Is Indonesia Ditching the US Dollar?
The global landscape of international trade is shifting, with nations increasingly looking beyond the US dollar. Trump’s presidency, marked by aggressive tariff policies, has spurred a movement towards de-dollarization, and Indonesia’s recent announcement signals a potential major blow to the US dollar’s dominance.
Indonesia Takes a Stand Against USD
In a landmark decision, Indonesia has announced it will no longer use the US dollar for trade with India. Instead, the two nations plan to utilize their local currencies, the Indonesian Rupiah and the Indian Rupee, in all bilateral transactions. This strategic move, confirmed in a joint statement released after a meeting between Indian President Prabowo Subianto and Indian Prime Minister Narendra Modi, reinforces Jakarta’s commitment to financial autonomy and potentially sets a precedent for broader moves towards de-dollarization.
This move signals a broader trend away from dollar-dominated trade, driven by concerns over economic stability and increasing reliance on alternative currencies. Indonesia’s leading role in this shift could have far-reaching implications for the future of global finance.

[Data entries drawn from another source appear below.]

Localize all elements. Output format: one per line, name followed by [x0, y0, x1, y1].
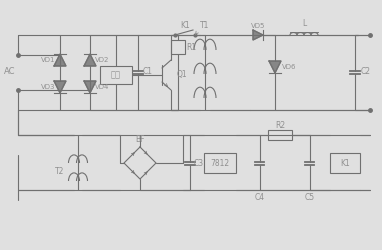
Text: VD6: VD6 — [282, 64, 296, 70]
Text: VD1: VD1 — [41, 57, 55, 63]
Text: T1: T1 — [200, 22, 210, 30]
Text: C4: C4 — [255, 194, 265, 202]
Text: VD2: VD2 — [95, 57, 109, 63]
Polygon shape — [54, 54, 66, 66]
Bar — [100, 66, 132, 84]
Text: K1: K1 — [180, 22, 190, 30]
Polygon shape — [54, 81, 66, 93]
Polygon shape — [253, 30, 263, 40]
Text: 驱动: 驱动 — [111, 70, 121, 80]
Text: R2: R2 — [275, 122, 285, 130]
Bar — [268, 130, 292, 140]
Text: AC: AC — [4, 68, 16, 76]
Text: L: L — [302, 20, 306, 28]
Polygon shape — [269, 61, 281, 73]
Polygon shape — [84, 54, 96, 66]
Text: C2: C2 — [361, 68, 371, 76]
Text: 7812: 7812 — [210, 158, 230, 168]
Polygon shape — [84, 81, 96, 93]
Text: R1: R1 — [186, 42, 196, 51]
Text: C5: C5 — [305, 194, 315, 202]
Bar — [171, 40, 185, 54]
Text: K1: K1 — [340, 158, 350, 168]
Text: VD3: VD3 — [41, 84, 55, 90]
Text: BF: BF — [135, 134, 145, 143]
Bar — [204, 153, 236, 173]
Text: T2: T2 — [55, 168, 65, 176]
Text: C3: C3 — [194, 158, 204, 168]
Text: C1: C1 — [143, 68, 153, 76]
Bar — [330, 153, 360, 173]
Text: Q1: Q1 — [177, 70, 187, 80]
Text: VD4: VD4 — [95, 84, 109, 90]
Text: VD5: VD5 — [251, 23, 265, 29]
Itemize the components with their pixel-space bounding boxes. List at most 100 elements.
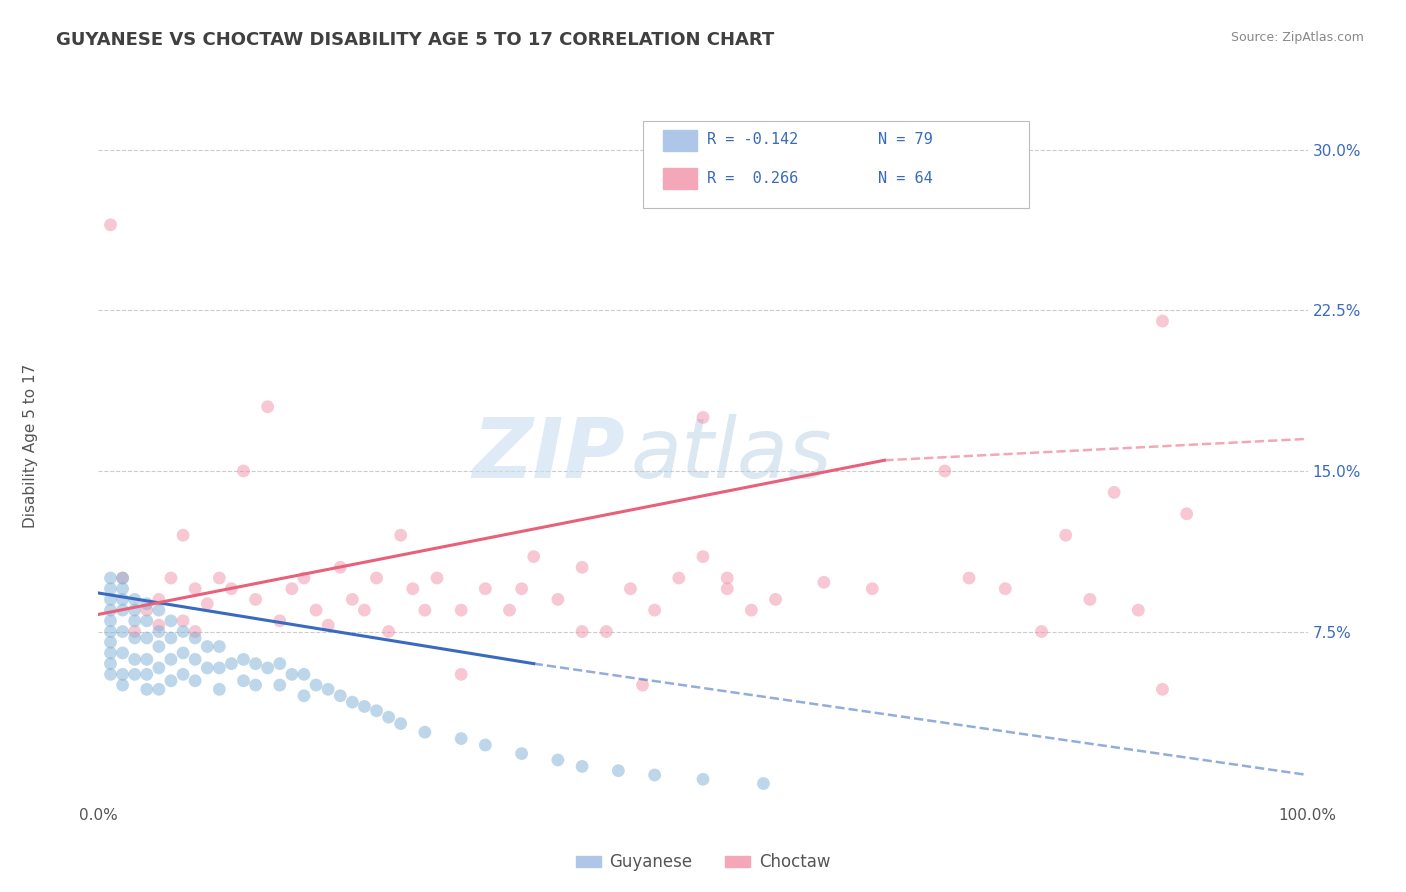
Point [208, 571, 231, 585]
Point [208, 640, 231, 654]
Point [100, 657, 122, 671]
Point [111, 592, 134, 607]
Point [316, 682, 339, 697]
Point [160, 614, 183, 628]
Point [740, 603, 762, 617]
Point [269, 657, 291, 671]
Point [571, 560, 593, 574]
Point [148, 682, 170, 697]
Point [547, 592, 569, 607]
Text: GUYANESE VS CHOCTAW DISABILITY AGE 5 TO 17 CORRELATION CHART: GUYANESE VS CHOCTAW DISABILITY AGE 5 TO … [56, 31, 775, 49]
Point [498, 603, 520, 617]
Point [135, 631, 157, 645]
Point [100, 603, 122, 617]
Point [413, 603, 436, 617]
Point [172, 528, 194, 542]
Point [752, 776, 775, 790]
Point [547, 753, 569, 767]
Point [160, 631, 183, 645]
Point [353, 699, 375, 714]
Point [571, 624, 593, 639]
Point [124, 592, 146, 607]
Point [195, 597, 218, 611]
Point [1031, 624, 1053, 639]
Point [100, 218, 122, 232]
Point [148, 661, 170, 675]
Point [160, 571, 183, 585]
Point [607, 764, 630, 778]
Point [644, 603, 666, 617]
Point [716, 571, 738, 585]
Point [124, 603, 146, 617]
Point [172, 667, 194, 681]
Point [135, 667, 157, 681]
Point [245, 657, 267, 671]
Point [316, 618, 339, 632]
Text: N = 79: N = 79 [879, 132, 934, 147]
Point [474, 582, 496, 596]
Point [100, 624, 122, 639]
Point [426, 571, 449, 585]
Point [100, 614, 122, 628]
Point [813, 575, 835, 590]
Text: atlas: atlas [630, 415, 832, 495]
Point [1152, 314, 1174, 328]
Point [148, 603, 170, 617]
Text: R =  0.266: R = 0.266 [707, 170, 797, 186]
Point [232, 673, 254, 688]
Point [208, 682, 231, 697]
Bar [664, 169, 697, 189]
Point [305, 603, 328, 617]
Point [450, 667, 472, 681]
Point [619, 582, 641, 596]
Point [1102, 485, 1125, 500]
Point [111, 571, 134, 585]
Point [148, 592, 170, 607]
Point [934, 464, 956, 478]
Point [595, 624, 617, 639]
Point [305, 678, 328, 692]
Point [111, 624, 134, 639]
Point [195, 640, 218, 654]
Text: R = -0.142: R = -0.142 [707, 132, 797, 147]
Point [329, 560, 352, 574]
Point [1175, 507, 1198, 521]
Point [474, 738, 496, 752]
Point [281, 582, 304, 596]
Point [342, 695, 364, 709]
Point [135, 614, 157, 628]
Point [329, 689, 352, 703]
Point [269, 614, 291, 628]
Point [245, 678, 267, 692]
Point [668, 571, 690, 585]
Point [148, 624, 170, 639]
Point [523, 549, 546, 564]
Point [377, 624, 399, 639]
Point [135, 597, 157, 611]
Point [184, 631, 207, 645]
Point [160, 673, 183, 688]
Text: Source: ZipAtlas.com: Source: ZipAtlas.com [1230, 31, 1364, 45]
Point [994, 582, 1017, 596]
Point [389, 528, 412, 542]
Point [124, 652, 146, 666]
Point [1152, 682, 1174, 697]
Point [135, 603, 157, 617]
Point [692, 549, 714, 564]
Point [100, 646, 122, 660]
Point [100, 571, 122, 585]
Point [232, 464, 254, 478]
Point [124, 631, 146, 645]
Point [716, 582, 738, 596]
Point [172, 614, 194, 628]
Point [366, 571, 388, 585]
Point [232, 652, 254, 666]
Point [195, 661, 218, 675]
Text: Disability Age 5 to 17: Disability Age 5 to 17 [24, 364, 38, 528]
FancyBboxPatch shape [643, 121, 1029, 208]
Point [450, 731, 472, 746]
Point [353, 603, 375, 617]
Point [256, 400, 278, 414]
Point [292, 667, 315, 681]
Point [450, 603, 472, 617]
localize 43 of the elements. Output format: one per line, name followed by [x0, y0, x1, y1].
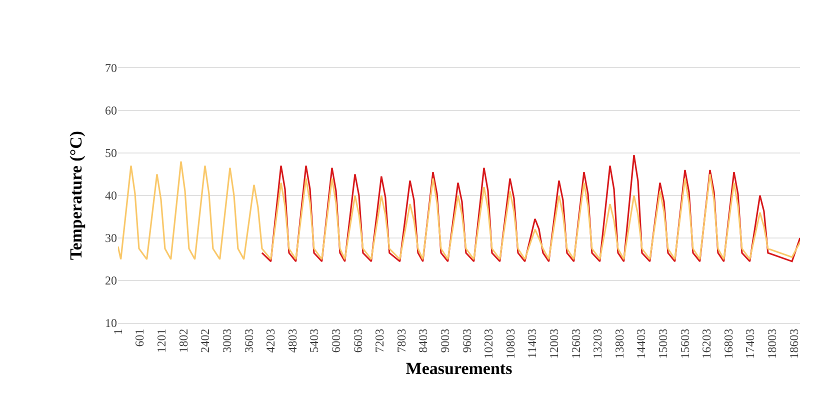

Indonesia Aims to Expand Local Currency Trade Further
Indonesia isn’t stopping there. Jakarta Globe reports that Indonesia is also in discussions with other major economies, including China, Japan, Malaysia, and Thailand, to explore local currency transactions. Remarkably, diplomatic efforts are underway also with Russia to integrate the Ruble into bilateral trade.
It’s clear that Indonesia, under the banner of promoting financial autonomy and economic resilience, is making a bold move. Will more nations follow suit? This question remains unanswered, but one thing is certain: the global financial order is ripe for change.